Cette rigueur jurisprudentielle s’inscrit dans le mouvement institué par la Cour de justice qui considère que les États membres « doivent prendre en compte toutes les circonstances de la cause, y compris le nombre et la durée cumulée des contrats ou des relations de travail à durée déterminée conclus dans le passé avec le même employeur » (CJUE, 26 janv. 2012, aff. C-586/10).

Le Conseil d’État opère la même appréciation in concreto du caractère éventuellement abusif du recours à des contrats à durée déterminée dans la fonction publique. En effet, dans une décision du 20 mars 2015 (req. n° 371664), le Conseil d’État considère que « si l’existence d’une telle raison objective exclut en principe que le renouvellement des contrats à durée déterminée soit regardé comme abusif, c’est sous réserve qu’un examen global des circonstances dans lesquelles les contrats ont été renouvelés ne révèle pas, eu égard notamment à la nature des fonctions exercées par l’agent, au type d’organisme qui l’emploie, ainsi qu’au nombre et à la durée cumulée des contrats en cause, un abus ».

Et il précise également que les dispositions de la loi du 9 janvier 1986 « ne font pas obstacle à ce qu’un renouvellement abusif de contrats à durée déterminée ouvre à l’agent concerné un droit à l’indemnisation du préjudice qu’il subit lors de l’interruption de la relation d’emploi, évalué en fonction des avantages financiers auxquels il aurait pu prétendre en cas de licenciement s’il avait été employé dans le cadre d’un contrat à durée indéterminée ».

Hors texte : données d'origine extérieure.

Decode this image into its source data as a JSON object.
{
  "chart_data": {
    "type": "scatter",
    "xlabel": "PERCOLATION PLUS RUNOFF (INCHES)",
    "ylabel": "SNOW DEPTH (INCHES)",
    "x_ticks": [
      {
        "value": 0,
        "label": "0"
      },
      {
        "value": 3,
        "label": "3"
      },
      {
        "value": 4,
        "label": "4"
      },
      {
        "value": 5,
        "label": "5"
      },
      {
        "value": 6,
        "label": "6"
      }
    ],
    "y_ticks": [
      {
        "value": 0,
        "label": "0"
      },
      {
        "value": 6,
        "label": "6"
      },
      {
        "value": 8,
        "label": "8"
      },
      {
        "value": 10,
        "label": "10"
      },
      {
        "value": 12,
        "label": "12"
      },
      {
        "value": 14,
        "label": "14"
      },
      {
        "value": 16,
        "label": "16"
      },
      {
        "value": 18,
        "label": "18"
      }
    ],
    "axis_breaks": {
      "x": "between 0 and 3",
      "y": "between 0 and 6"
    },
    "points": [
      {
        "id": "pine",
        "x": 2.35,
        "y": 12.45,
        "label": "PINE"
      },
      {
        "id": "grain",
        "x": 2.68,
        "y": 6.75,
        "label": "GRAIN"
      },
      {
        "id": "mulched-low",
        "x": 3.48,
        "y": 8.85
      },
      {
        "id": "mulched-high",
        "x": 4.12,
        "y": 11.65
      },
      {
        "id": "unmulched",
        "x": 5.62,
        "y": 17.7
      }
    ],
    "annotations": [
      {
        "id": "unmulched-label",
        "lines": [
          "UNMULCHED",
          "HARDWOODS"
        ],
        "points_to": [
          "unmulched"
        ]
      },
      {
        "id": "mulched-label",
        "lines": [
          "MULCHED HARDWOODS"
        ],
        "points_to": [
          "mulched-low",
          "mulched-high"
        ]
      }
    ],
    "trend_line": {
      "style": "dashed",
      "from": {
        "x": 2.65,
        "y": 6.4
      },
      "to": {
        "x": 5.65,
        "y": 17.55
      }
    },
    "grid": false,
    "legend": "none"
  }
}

En l’espèce, eu égard aux vingt-huit contrats signés par la travailleuse, le Conseil d’État juge que la cour administrative d’appel a inexactement qualifié les faits qui lui étaient soumis en estimant que l’employeur n’avait pas recouru abusivement à une succession de CDD.

Les Hautes juridictions ont le souci de prévenir les abus liés au recours d’une succession de CDD. Ainsi, la plus grande rigueur est de mise chez les employeurs.


1. C. trav. L. 1243-11 ; C. trav. L. 1244-1 ; C. trav. L. 1251-36.